FOR INSANE COLLECTORS ONLY
Anton Ilinski | Moscow, Russia | 01/14/2006
(2 out of 5 stars)
"Well, what should I begin with?.. I think we can't discuss movies presented here in terms of normal filmmaking, because all of them are obviously amateur and least to say rather weak. It seems to me they all are kind of student works, maybe they really are, I'm not sure of it. From this point of view Brentwood Home Video did a nice thing and let us get acquainted with flicks we would normally never see, because they would never get wide DVD-release at any studio. As I understand, it is Brentwood's strategy - just check their 4 movie sets or 10 movie sets. So their desire to popularize unknown films is meritorious, these pictures can be rather interesting for cinema-maniacs and persons loving underground films. But to say the truth most of them are just pitiful. Here we have four little indie projects:
"THE STRANGER": A movie by and starring Scott Crowell, about a drifter who calls himself "Nobody" and roams the roads of America philosophizing about our existence's eternal questions. But the main problem of the movie is that it's overly pretentious. The guy tells us copybook maxims and nothing that we don't know of already. It reminded me of Richard Bach's books which are trying to seem something more than they really are. "Nobody" tells us he'd like to create a magnum opus - his own "Moby Dick", "Sgt.Pepper" or "Citizen Kane", and in these words I can only see Scott Crowell's intent to create HIS own magnum opus. And this intent usually gives away a tootler, a graphomaniac. Unfortunately this movie is nothing more than an ambitious apology.

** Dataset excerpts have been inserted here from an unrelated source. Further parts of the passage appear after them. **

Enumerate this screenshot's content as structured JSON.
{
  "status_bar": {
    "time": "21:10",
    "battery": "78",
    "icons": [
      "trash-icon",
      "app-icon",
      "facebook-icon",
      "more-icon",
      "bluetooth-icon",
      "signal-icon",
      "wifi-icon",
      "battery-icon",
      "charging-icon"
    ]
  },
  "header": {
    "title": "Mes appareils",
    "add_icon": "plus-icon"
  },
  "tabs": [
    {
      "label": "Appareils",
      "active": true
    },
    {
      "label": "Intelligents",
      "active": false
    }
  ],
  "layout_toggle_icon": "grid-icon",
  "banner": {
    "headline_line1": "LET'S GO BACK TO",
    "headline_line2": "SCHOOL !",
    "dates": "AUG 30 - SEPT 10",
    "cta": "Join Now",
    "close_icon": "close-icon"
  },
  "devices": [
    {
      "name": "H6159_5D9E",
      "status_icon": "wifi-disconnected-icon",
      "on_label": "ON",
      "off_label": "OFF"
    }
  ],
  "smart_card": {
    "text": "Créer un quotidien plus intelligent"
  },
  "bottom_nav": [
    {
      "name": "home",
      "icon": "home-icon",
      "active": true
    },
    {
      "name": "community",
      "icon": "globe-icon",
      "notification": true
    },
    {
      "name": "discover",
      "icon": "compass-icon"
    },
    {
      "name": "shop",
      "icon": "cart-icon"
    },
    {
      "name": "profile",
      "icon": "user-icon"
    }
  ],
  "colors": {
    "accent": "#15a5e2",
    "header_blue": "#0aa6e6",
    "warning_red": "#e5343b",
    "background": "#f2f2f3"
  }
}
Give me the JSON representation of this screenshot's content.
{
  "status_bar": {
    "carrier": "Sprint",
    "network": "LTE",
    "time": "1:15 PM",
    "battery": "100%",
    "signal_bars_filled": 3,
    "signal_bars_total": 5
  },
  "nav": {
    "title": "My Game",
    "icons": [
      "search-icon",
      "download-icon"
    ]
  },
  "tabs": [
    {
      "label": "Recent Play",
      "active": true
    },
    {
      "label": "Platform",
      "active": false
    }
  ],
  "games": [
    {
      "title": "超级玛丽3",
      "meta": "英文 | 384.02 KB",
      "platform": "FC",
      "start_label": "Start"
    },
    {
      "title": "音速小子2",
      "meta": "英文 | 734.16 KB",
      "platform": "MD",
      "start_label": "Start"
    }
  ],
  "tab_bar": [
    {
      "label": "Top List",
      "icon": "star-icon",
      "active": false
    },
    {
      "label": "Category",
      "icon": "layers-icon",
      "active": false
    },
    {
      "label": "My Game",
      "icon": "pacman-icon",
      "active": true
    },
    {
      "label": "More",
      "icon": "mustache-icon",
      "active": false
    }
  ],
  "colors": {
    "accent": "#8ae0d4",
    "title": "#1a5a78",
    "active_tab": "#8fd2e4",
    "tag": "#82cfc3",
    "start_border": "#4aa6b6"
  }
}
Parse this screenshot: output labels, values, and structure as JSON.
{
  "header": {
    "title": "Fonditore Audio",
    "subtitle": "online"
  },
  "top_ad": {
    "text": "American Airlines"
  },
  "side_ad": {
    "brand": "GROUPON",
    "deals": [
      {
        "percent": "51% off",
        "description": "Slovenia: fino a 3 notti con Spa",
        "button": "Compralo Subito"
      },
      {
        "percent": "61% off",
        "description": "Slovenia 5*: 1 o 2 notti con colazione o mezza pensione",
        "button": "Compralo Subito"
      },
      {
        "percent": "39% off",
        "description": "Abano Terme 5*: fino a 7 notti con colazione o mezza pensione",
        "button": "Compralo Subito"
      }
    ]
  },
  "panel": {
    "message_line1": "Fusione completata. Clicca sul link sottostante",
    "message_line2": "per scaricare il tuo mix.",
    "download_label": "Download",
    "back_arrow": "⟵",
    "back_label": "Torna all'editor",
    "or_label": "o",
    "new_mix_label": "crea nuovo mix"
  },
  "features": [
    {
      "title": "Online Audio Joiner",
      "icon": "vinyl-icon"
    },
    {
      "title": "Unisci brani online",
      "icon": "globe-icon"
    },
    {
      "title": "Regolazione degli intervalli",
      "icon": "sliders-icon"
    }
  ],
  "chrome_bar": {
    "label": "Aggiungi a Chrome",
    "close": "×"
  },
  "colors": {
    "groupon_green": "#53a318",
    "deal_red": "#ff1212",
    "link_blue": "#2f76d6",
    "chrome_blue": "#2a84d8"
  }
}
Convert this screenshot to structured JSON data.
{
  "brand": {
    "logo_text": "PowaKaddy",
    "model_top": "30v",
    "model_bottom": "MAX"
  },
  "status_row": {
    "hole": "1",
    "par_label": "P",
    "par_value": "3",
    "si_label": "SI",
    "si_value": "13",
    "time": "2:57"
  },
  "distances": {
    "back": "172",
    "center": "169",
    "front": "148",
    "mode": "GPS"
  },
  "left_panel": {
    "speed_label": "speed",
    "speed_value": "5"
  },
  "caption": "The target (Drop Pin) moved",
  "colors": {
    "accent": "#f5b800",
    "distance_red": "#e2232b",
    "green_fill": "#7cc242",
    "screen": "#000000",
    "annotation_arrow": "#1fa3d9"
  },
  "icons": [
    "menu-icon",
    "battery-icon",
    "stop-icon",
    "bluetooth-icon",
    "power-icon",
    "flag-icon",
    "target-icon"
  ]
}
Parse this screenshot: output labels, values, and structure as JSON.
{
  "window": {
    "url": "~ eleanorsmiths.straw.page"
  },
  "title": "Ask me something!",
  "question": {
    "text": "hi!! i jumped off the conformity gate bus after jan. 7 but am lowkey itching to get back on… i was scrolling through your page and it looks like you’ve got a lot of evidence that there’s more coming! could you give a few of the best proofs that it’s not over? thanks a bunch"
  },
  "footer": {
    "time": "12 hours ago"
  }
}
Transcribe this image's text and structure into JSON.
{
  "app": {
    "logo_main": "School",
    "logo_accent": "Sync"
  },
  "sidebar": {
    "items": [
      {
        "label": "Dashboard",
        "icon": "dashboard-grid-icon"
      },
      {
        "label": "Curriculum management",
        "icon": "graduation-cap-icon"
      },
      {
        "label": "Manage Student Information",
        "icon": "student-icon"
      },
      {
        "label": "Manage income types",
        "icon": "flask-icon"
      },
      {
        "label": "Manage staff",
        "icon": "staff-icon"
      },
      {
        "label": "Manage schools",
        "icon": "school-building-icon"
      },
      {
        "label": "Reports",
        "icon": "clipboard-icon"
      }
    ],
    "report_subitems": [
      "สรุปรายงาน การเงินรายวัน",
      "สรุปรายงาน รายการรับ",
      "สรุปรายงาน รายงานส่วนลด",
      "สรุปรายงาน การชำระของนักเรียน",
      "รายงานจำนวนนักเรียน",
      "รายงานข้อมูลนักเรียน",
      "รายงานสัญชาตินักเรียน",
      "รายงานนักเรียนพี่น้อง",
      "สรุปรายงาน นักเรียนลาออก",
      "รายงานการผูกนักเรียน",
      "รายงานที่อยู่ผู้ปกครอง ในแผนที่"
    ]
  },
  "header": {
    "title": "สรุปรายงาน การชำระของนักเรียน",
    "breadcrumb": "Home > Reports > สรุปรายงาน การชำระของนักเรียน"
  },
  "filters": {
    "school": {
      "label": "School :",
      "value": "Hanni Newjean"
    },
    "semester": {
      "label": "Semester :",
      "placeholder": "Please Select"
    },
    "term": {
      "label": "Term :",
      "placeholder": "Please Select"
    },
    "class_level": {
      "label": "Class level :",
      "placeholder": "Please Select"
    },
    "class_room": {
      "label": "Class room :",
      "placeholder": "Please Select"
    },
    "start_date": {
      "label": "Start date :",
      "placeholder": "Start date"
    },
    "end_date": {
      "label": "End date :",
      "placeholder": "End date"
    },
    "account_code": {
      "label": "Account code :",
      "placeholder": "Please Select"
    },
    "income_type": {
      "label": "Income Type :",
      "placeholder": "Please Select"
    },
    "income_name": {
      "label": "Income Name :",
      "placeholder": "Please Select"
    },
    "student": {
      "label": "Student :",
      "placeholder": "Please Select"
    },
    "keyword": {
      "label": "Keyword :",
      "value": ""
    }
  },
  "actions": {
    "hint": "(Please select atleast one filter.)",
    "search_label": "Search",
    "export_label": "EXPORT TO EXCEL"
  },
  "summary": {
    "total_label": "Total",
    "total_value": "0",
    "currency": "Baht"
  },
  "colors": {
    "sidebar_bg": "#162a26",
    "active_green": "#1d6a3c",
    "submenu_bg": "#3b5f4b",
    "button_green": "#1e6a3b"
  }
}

"MOLE": The only more or less worthy film in this box tells a story of a reporter who wants to make a material on subway dwellers - moles (those are people who were born underground and never saw the light). The only way for her to do it is to explore the depths of New York City subway herself. Some moments of the movie are pretty creepy but I permanently got a feeling it's too slow-paced. The cover says "Mole's" length is 70 minutes, in reality it's 50-something minutes and still I sometimes was bored. More action for this kind of a flick!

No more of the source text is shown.